Sylwia: Prawda jest taka, że kiedy brzydkie sekrety przyjaciół zaczynają wychodzić na jaw jeden po drugim – każda kolejna scena skrzy się od emocji, wzajemnych oskarżeń, niedowierzania i żalu, a widz ma ochotę głośno wypowiadać raz za razem niecenzuralne słowa, komentując tym samym to, co dzieje się na jego oczach. W zasadzie więc mogłabym w tym miejscu wymienić każdą scenę, w której większe sekrety wychodzą na jaw. A jednak nie wiem, czy najmocniejszą z nich nie była ta, kiedy do Rocco zadzwoniła córka jego i Evy. Nie będę zdradzała, o co konkretnie chodziło, ale sam fakt, że nastoletnia córka zadzwoniła do ojca poradzić się go w kwestii damsko-męskiej (wszystko cały czas na głośnomówiącym!), podczas gdy jej matka jest terapeutką (i kobietą, i matką – jej matką), było wystarczająco bolesne dla siedzącej obok Evy. Takich sytuacji było naprawdę sporo. Podobnie jak z Cosimo – kiedy już myśleliśmy, że dowiedzieliśmy się o nim najgorszego, okazuje się, że to jeszcze nie wszystko… Jestem ciekawa, jaka scena Tobie najbardziej zapadła w pamięć jako najlepsza.

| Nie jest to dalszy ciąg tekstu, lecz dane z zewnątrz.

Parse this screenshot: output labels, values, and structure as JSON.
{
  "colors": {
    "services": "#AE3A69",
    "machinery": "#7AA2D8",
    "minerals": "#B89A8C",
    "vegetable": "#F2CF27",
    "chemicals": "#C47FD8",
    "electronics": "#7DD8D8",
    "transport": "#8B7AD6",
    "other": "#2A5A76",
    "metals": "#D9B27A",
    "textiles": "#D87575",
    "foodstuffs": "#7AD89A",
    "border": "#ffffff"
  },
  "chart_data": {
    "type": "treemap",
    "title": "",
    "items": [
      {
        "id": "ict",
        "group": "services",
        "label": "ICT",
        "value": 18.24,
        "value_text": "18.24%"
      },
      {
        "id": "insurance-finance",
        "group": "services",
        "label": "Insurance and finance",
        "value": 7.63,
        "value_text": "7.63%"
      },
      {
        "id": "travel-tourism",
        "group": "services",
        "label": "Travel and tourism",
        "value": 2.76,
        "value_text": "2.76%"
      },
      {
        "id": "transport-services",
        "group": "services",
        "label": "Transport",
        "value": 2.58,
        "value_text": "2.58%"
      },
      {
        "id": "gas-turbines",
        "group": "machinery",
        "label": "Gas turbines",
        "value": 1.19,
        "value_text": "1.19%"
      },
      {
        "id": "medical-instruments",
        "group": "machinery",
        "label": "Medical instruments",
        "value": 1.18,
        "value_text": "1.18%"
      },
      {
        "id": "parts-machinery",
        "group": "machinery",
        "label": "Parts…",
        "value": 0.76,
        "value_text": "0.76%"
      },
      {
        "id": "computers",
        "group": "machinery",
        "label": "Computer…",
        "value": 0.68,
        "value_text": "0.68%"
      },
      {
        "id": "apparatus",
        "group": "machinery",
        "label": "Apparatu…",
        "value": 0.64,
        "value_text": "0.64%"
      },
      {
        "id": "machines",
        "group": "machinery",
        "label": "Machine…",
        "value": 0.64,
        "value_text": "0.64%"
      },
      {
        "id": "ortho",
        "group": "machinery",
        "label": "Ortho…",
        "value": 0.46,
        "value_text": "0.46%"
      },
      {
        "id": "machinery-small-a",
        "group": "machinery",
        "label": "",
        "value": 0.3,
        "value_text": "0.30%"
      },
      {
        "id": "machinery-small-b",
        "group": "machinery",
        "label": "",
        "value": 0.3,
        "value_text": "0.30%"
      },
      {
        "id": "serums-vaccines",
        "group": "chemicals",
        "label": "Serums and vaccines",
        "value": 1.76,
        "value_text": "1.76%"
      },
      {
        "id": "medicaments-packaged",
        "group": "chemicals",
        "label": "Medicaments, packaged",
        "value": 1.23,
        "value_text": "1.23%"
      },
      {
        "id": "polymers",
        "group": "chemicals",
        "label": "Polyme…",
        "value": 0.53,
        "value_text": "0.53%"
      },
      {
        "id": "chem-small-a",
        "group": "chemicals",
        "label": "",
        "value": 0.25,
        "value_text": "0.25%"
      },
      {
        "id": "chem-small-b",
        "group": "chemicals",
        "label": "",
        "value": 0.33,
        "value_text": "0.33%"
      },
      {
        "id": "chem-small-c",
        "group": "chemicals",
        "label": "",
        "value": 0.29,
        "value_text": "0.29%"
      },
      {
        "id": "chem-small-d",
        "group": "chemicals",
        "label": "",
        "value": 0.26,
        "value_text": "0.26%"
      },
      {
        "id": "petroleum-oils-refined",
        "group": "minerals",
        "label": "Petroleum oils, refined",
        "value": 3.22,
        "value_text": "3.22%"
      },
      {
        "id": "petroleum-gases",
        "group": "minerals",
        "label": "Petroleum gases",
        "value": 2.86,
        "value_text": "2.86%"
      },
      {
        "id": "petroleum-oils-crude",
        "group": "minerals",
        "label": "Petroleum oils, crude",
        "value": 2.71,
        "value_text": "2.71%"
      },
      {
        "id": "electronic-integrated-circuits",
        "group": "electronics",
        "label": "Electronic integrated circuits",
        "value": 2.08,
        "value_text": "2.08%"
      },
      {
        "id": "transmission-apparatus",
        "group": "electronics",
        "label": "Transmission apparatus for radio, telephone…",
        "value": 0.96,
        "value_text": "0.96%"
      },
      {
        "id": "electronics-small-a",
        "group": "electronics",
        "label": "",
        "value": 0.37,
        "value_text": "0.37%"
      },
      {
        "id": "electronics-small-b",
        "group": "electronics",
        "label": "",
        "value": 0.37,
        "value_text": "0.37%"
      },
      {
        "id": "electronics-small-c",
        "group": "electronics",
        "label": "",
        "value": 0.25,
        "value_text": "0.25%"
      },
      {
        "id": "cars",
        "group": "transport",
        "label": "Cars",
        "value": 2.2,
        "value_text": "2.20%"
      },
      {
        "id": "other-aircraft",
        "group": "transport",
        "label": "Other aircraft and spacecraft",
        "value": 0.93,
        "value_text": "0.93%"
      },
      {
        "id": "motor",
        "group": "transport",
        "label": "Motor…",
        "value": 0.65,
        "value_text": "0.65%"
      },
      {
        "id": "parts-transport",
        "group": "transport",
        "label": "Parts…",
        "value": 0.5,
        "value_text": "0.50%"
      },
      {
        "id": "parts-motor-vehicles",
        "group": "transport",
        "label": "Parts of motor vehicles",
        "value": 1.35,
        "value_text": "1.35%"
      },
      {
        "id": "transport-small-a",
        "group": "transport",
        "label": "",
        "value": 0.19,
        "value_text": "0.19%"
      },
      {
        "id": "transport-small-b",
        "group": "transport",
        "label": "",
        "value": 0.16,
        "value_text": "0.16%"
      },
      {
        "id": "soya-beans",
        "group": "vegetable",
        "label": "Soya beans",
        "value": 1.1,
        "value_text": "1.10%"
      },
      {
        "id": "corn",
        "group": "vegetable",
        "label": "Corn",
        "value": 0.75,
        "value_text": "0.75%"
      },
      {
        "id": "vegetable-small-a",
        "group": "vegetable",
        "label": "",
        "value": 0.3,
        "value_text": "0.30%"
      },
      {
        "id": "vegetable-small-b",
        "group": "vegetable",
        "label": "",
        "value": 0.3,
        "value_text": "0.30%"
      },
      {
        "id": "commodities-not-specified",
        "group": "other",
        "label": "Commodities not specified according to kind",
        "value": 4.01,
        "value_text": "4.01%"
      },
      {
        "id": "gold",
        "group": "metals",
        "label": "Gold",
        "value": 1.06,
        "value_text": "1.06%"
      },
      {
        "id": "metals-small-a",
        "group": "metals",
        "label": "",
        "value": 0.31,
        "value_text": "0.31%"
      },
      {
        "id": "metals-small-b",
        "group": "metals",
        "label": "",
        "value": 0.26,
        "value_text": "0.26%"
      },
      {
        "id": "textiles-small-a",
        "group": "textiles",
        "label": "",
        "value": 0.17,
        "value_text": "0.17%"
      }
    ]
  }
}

Mateusz: Było ich zdecydowanie za dużo, by wymienić tylko jedną. Również uważam za jedną z lepszych właśnie tę, podczas której Rocco rozmawia z córką o istotnym dla niej momencie w życiu. Nie bez powodu zresztą to wtedy między przyjaciółmi trwała najdłuższa i najbardziej wymowna cisza, która nie towarzyszyła bohaterom nawet wtedy, gdy na jaw wychodziły dramaty znacznie poważniejsze i głębsze.

Jednak jeśli mam wskazać najlepszą scenę i ograniczyć się tylko do tej jednej, to będzie to moment, w którym wychodzi na jaw orientacja seksualna jednego z bohaterów. Towarzyszące temu niefortunnemu “coming outowi” oskarżycielskie spojrzenia, wszędobylski wyrzut, brak zrozumienia wymieszany nawet z odrobiną pogardy i agresji – nie dość, że zostało to fenomenalnie napisane, to jeszcze aktorzy zagrali to równie dobrze. Przy czym, tak jak mówię – Dobrze się kłamie w miłym towarzystwie obfituje w dobre sceny.

NAJGORSZA SCENA

Sylwia: Nie potrafię wskazać momentu w tym filmie, który określiłabym mianem najgorszej sceny. Ani razu podczas seansu się nie nudziłam, ani razu nie byłam zniesmaczona (nie liczę oczywiście zachowania niektórych z bohaterów, bo moralność postaci podczas omawiania najgorszych scen nie ma tu nic do rzeczy). Dobrze się kłamie w miłym towarzystwie to naprawdę świetny film – dobrze zagrany, dobrze wyważony i dobrze pomyślany. Każda scena jest ważna, nie ma dłużyzn, akcja jest wartka i pełna emocji.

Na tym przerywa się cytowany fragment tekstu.